16      Finally, we do not discern the existence of any express or implied contract between Schumacher Sales and Garst Seed to act as both principal and agent for one another.  The express contract between the two only evidences an independent contractor relationship, and a relationship that is merely beneficial to both parties will not suffice for an implied contract.  Nearly everyone who enters a business relationship does so with the expectation that the relationship will be economically beneficial, yet not all business relationships are joint ventures.  Thus, the business relationship between Garst Seed and Schumacher does not qualify as a joint venture covered by the AstraZeneca policy.

17      The Schultzes assert that even if the Garst Seed-Schumacher relationship is not a joint venture, it is a “catchall” organization insurable pursuant to the terms of the Old Republic policy, for which AstraZeneca provides drop-down coverage.  The Old Republic policy states, in pertinent part, “Any organization you newly acquire or form, other than a partnership, joint venture or limited liability company, and over which you maintain ownership or majority interest, will qualify as a Named Insured if there is no other similar insurance available to that organization.”  The Schultzes conclude that such an organization exists here because “[t]he Garst Seed test seed plot did not plant itself.  It did not occur by random events.”  The mere fact that someone must have planted the field, however, does not establish that a newly created organization—and not Garst Seed and Schumacher Sales through their common efforts—must have done so.  We agree with the circuit court that the record does not establish the existence of any new organization.  Moreover, even if we were to assume that Garst Seed and Schumacher formed some phantom organization, coverage depends on the extent of Garst Seed’s ownership or interest in the organization.  The record is silent on that issue as well.
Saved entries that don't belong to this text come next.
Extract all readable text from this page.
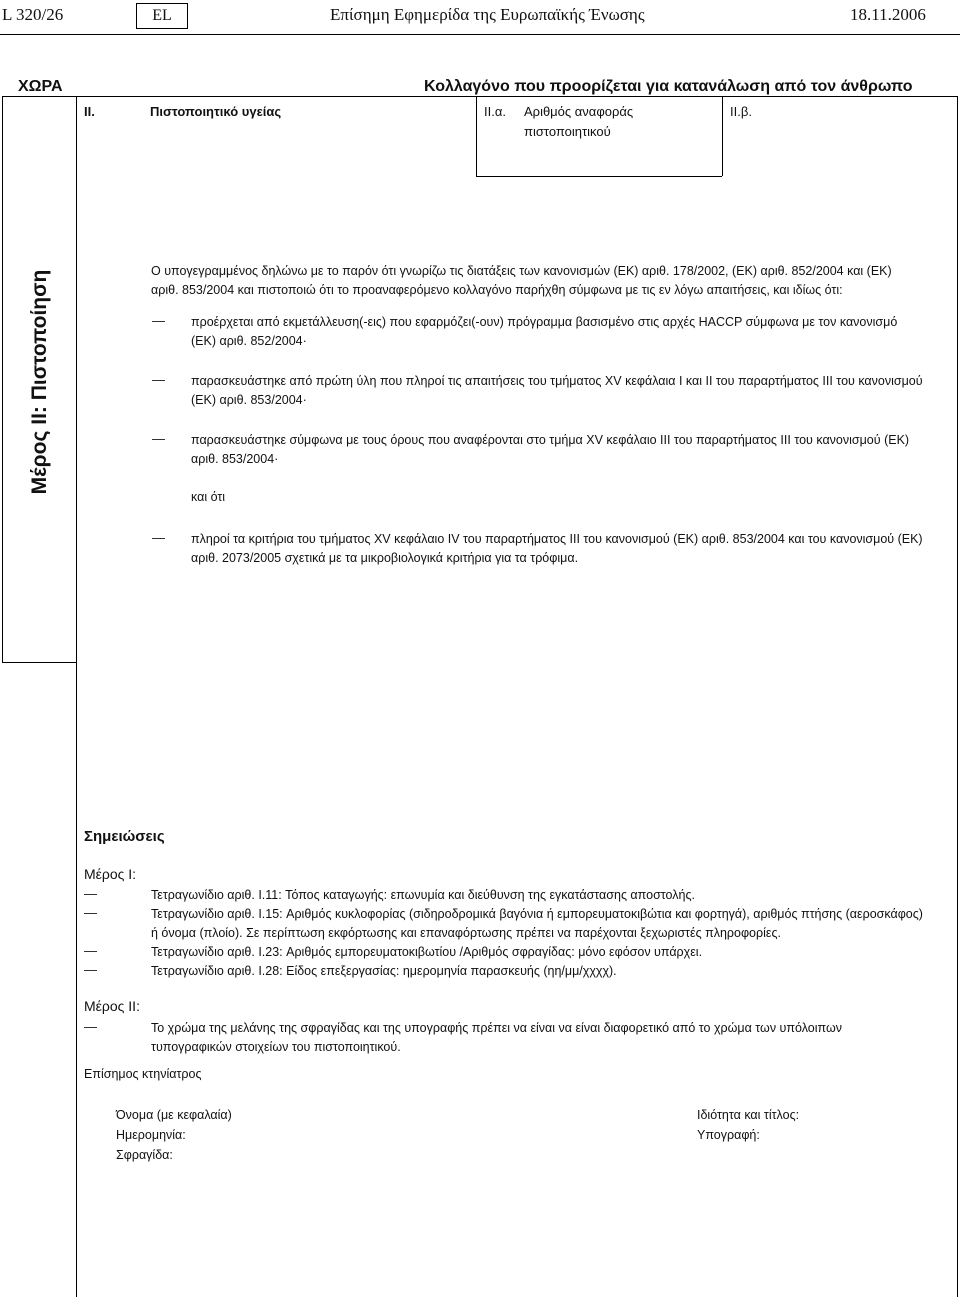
L 320/26	EL	Επίσημη Εφημερίδα της Ευρωπαϊκής Ένωσης	18.11.2006
ΧΩΡΑ	Κολλαγόνο που προορίζεται για κατανάλωση από τον άνθρωπο
II.	Πιστοποιητικό υγείας	II.α. Αριθμός αναφοράς
πιστοποιητικού
II.β.
Μέρος II: Πιστοποίηση	Ο υπογεγραμμένος δηλώνω με το παρόν ότι γνωρίζω τις διατάξεις των κανονισμών (ΕΚ) αριθ. 178/2002, (ΕΚ) αριθ. 852/2004 και (ΕΚ)
αριθ. 853/2004 και πιστοποιώ ότι το προαναφερόμενο κολλαγόνο παρήχθη σύμφωνα με τις εν λόγω απαιτήσεις, και ιδίως ότι:
— προέρχεται από εκμετάλλευση(-εις) που εφαρμόζει(-ουν) πρόγραμμα βασισμένο στις αρχές HACCP σύμφωνα με τον κανονισμό
(ΕΚ) αριθ. 852/2004·
— παρασκευάστηκε από πρώτη ύλη που πληροί τις απαιτήσεις του τμήματος XV κεφάλαια I και II του παραρτήματος III του κανονισμού
(ΕΚ) αριθ. 853/2004·
— παρασκευάστηκε σύμφωνα με τους όρους που αναφέρονται στο τμήμα XV κεφάλαιο III του παραρτήματος III του κανονισμού (ΕΚ)
αριθ. 853/2004·
και ότι
— πληροί τα κριτήρια του τμήματος XV κεφάλαιο IV του παραρτήματος III του κανονισμού (ΕΚ) αριθ. 853/2004 και του κανονισμού (ΕΚ)
αριθ. 2073/2005 σχετικά με τα μικροβιολογικά κριτήρια για τα τρόφιμα.
Σημειώσεις
Μέρος I:
—	Τετραγωνίδιο αριθ. I.11: Τόπος καταγωγής: επωνυμία και διεύθυνση της εγκατάστασης αποστολής.
—	Τετραγωνίδιο αριθ. I.15: Αριθμός κυκλοφορίας (σιδηροδρομικά βαγόνια ή εμπορευματοκιβώτια και φορτηγά), αριθμός πτήσης (αεροσκάφος)
ή όνομα (πλοίο). Σε περίπτωση εκφόρτωσης και επαναφόρτωσης πρέπει να παρέχονται ξεχωριστές πληροφορίες.
—	Τετραγωνίδιο αριθ. I.23: Αριθμός εμπορευματοκιβωτίου /Αριθμός σφραγίδας: μόνο εφόσον υπάρχει.
—	Τετραγωνίδιο αριθ. I.28: Είδος επεξεργασίας: ημερομηνία παρασκευής (ηη/μμ/χχχχ).
Μέρος II:
—	Το χρώμα της μελάνης της σφραγίδας και της υπογραφής πρέπει να είναι να είναι διαφορετικό από το χρώμα των υπόλοιπων
τυπογραφικών στοιχείων του πιστοποιητικού.
Επίσημος κτηνίατρος
Όνομα (με κεφαλαία)
Ημερομηνία:
Σφραγίδα:
Ιδιότητα και τίτλος:
Υπογραφή:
18      Finally, we agree with the circuit court that the record does not establish that Schumacher was a servant for Garst Seed.  Indeed, the sales agreement between Garst Seed and Schumacher Sales designates the latter as an independent contractor.  Moreover, the deposition testimony of Garst’s regional manager states that Garst Seed sales representatives are not regular employees of the company.  Schumacher expressed the same understanding in his own deposition testimony.  We do not accept the Schultzes’ suggestion that Schumacher’s contractual obligation to cooperate with Garst Seed’s promotional efforts evidences a “contract of service” or that Schumacher was an individual “supplied to” Garst Seed as a servant.  They do not cite any other basis for their theory that Schumacher was covered as an employee.

19      We affirm.  The facts of record do not establish the existence of any insured organization or the existence of an employer-employee relationship between Garst Seed and Schumacher.  Moreover, their business relationship does not meet the requirements for a joint venture.  They do not divide profits between them, and there is no evidence that each acts as an agent for the other.  Moreover, with the exception of the actual planting of the test fields, which was only one small element of the parties’ overall wholesaler-retailer relationship, each party acted without the other’s input or authorization in the operations of their respective businesses.  To expand the common-law concept any further would risk turning every contractual relationship into a joint venture.  This we will not do.

            By the Court.—Judgment and order affirmed.

            Not recommended for publication in the official reports.